Costumo dizer aos meus alunos da Faculdade de Medicina de Lisboa: “Podem não gostar de Psiquiatria, mas têm de saber que as perturbações psiquiátricas são importantes, pelo simples facto de serem muito frequentes.”
Lembrei-me desta minha frase habitual quando comentava em público a apresentação do Relatório “A Saúde Mental em números”, que em boa hora a Direção-Geral da Saúde e o coordenador do Programa de Saúde Mental (Álvaro de Carvalho) decidiram debater.
Em primeiro lugar, fica demonstrado que as perturbações mentais e do comportamento afetam mais de um quinto da população portuguesa. Em comparação com outros países ocidentais, Portugal apresenta um dos valores mais altos de prevalência de perturbações psiquiátricas: 22,9%, sendo de notar que as perturbações de ansiedade e as de controlo dos impulsos atingem a pontuação mais elevada entre os nove países da Região Europa da OMS que integraram o estudo.
Depois, nunca poderemos esquecer que as doenças mentais têm forte impacto na vida dos doentes, que se traduz por um número significativo de anos perdidos de vida saudável. Segundo os dados de 2010, representaram 11, 75% da carga global da doença, logo atrás das doenças cérebro-vasculares e com mais peso do que as doenças oncológicas (10,38%).

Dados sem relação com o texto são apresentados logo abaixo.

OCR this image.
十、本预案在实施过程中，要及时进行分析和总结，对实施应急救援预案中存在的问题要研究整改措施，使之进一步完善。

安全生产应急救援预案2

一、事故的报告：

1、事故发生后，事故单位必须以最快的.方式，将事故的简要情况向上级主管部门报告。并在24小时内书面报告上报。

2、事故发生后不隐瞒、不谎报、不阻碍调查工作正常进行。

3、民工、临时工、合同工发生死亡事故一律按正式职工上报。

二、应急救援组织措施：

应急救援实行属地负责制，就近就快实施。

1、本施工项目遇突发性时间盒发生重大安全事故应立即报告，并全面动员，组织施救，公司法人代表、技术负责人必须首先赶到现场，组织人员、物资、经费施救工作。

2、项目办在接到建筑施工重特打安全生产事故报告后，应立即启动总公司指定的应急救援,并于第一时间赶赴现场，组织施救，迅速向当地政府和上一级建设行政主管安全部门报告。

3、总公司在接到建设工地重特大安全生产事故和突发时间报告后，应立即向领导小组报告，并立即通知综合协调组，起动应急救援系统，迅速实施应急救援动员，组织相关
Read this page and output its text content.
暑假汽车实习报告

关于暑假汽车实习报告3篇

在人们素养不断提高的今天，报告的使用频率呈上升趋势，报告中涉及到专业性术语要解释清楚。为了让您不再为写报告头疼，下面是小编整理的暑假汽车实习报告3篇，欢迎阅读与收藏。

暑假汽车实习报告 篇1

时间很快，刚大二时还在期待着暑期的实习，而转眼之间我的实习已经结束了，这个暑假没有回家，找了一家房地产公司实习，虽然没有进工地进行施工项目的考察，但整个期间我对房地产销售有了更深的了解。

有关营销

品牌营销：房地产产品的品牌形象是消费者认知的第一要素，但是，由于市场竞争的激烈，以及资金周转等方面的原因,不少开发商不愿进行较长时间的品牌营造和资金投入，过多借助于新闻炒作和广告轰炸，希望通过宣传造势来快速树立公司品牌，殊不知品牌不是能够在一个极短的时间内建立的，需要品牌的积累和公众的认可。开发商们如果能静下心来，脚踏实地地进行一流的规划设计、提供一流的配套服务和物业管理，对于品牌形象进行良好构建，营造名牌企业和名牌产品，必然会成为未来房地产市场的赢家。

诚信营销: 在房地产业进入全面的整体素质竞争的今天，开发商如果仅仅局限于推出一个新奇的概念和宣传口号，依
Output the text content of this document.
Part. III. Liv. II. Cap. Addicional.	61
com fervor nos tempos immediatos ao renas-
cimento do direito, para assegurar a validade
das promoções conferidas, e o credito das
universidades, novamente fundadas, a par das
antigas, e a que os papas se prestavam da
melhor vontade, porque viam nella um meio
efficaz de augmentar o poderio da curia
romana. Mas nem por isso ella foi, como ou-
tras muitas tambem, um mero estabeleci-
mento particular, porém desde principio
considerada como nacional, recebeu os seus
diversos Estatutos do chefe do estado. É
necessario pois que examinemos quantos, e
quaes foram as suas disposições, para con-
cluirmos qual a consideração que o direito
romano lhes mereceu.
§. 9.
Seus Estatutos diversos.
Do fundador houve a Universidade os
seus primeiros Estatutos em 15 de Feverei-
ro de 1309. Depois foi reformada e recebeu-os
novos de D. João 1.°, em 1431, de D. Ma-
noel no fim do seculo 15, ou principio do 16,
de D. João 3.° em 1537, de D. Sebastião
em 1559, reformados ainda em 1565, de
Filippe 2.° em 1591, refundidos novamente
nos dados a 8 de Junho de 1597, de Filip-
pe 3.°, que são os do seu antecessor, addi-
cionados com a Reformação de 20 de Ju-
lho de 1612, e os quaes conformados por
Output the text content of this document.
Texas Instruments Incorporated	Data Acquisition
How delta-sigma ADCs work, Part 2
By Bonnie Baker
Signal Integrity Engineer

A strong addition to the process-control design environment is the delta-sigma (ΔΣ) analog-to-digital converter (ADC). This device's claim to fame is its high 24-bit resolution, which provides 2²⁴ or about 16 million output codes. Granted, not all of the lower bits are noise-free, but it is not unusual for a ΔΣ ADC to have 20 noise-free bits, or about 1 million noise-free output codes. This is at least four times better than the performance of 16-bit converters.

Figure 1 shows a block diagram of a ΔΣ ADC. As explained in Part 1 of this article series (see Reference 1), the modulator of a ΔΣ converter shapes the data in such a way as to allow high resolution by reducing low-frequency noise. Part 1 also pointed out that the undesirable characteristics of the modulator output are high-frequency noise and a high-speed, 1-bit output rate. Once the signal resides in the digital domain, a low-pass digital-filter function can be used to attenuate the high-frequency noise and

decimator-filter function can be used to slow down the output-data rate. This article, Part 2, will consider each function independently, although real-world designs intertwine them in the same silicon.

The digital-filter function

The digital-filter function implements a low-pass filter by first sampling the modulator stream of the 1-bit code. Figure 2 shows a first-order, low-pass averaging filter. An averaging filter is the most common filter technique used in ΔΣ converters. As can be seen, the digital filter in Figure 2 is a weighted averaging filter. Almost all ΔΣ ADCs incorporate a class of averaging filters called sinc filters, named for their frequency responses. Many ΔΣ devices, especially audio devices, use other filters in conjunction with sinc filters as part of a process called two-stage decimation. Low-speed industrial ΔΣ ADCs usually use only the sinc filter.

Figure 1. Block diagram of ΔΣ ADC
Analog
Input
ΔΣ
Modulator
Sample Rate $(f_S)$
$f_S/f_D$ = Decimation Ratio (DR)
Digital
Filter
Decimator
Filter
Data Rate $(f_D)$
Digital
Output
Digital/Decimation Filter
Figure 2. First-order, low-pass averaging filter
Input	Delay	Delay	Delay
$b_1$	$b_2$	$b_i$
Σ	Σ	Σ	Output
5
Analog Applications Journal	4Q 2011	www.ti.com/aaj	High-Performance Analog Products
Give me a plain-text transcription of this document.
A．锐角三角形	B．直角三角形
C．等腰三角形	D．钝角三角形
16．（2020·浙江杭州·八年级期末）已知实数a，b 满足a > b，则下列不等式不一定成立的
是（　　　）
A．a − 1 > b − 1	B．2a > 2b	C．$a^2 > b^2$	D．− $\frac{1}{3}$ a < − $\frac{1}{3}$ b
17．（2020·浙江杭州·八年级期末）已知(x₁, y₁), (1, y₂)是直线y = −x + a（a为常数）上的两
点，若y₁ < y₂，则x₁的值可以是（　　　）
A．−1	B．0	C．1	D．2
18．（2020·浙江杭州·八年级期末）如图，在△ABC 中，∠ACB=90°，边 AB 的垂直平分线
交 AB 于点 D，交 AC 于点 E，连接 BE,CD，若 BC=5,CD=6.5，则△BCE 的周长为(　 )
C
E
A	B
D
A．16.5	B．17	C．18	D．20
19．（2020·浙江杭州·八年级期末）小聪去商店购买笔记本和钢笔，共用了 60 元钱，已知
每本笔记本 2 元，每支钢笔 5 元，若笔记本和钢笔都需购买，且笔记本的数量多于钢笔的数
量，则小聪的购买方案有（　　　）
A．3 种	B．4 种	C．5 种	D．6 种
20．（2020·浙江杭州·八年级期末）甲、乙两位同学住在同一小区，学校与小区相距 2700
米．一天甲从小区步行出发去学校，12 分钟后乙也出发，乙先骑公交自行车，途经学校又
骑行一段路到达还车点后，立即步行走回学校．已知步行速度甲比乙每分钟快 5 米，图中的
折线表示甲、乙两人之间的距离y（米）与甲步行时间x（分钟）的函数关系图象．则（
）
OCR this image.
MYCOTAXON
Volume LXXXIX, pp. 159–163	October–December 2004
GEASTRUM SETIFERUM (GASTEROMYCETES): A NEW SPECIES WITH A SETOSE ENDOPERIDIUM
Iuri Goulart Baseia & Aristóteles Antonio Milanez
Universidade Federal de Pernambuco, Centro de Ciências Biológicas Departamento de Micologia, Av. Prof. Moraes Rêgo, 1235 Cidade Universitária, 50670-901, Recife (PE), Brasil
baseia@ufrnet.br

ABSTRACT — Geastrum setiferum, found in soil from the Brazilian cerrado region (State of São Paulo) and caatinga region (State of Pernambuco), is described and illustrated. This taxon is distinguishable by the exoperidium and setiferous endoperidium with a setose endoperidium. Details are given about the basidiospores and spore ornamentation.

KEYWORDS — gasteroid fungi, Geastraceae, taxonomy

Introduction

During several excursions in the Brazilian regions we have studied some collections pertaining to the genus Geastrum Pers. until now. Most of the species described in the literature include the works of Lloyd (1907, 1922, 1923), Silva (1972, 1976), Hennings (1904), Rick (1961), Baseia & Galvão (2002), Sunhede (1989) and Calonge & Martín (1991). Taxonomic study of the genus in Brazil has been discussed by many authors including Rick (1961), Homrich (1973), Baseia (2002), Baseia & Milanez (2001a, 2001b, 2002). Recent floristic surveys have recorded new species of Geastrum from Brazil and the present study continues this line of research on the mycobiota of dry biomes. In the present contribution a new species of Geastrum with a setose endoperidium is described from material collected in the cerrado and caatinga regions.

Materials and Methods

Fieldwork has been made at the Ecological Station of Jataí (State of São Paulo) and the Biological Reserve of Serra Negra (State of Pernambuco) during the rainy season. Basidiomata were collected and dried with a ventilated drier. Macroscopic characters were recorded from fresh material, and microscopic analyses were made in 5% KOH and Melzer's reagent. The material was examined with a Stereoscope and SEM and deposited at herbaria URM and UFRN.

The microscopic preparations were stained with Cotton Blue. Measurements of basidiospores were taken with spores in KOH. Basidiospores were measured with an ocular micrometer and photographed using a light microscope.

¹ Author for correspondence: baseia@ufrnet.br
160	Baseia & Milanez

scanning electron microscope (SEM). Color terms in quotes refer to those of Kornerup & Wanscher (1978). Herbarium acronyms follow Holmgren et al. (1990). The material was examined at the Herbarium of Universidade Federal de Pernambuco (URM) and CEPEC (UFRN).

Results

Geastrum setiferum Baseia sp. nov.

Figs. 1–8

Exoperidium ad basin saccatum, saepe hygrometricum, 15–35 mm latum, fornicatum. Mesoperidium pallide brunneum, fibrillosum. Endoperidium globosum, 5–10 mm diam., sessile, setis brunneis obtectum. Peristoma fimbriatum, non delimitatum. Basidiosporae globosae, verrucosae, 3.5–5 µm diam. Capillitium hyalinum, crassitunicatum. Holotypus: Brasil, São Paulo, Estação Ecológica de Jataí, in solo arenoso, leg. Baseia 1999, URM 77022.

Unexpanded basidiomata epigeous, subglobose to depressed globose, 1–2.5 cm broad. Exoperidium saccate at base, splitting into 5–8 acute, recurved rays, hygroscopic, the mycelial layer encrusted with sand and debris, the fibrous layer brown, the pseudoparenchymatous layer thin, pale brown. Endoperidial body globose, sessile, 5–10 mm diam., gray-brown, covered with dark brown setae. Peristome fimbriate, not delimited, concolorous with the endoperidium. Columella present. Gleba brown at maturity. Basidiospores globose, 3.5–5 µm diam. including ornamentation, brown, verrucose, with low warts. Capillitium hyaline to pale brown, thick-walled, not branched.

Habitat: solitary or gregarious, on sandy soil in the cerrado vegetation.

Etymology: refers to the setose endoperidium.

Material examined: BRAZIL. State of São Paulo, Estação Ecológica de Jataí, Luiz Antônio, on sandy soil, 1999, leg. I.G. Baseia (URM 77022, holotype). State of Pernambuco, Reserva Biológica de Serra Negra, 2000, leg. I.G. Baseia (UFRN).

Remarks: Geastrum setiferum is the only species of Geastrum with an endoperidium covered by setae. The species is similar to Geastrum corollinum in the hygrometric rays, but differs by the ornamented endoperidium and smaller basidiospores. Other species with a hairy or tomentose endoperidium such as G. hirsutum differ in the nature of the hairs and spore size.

O relatório também demonstrou o atraso na criação e dinamização de equipas comunitárias de Saúde Mental, o que determina que a resposta terapêutica continue a ser predominantemente medicamentosa, apesar de, em muitos casos, diferentes alternativas poderem ser mais adequadas. Continua a verificar-se um maior consumo de ansiolíticos, sedativos e hipnóticos, em comparação com outros países europeus, sendo sobretudo preocupante o uso de ansiolíticos nas perturbações de humor, o que, à partida, poderá significar terapêuticas menos indicadas. Estimulantes do sistema nervoso central são utilizados com frequência em crianças e adolescentes, havendo entre os especialistas sérias dúvidas se o diagnóstico e intervenção terapêutica foram os mais adequados, sobretudo na perturbação de ansiedade com défice de atenção, diagnosticada agora em escolas e centros de saúde sem o necessário rigor.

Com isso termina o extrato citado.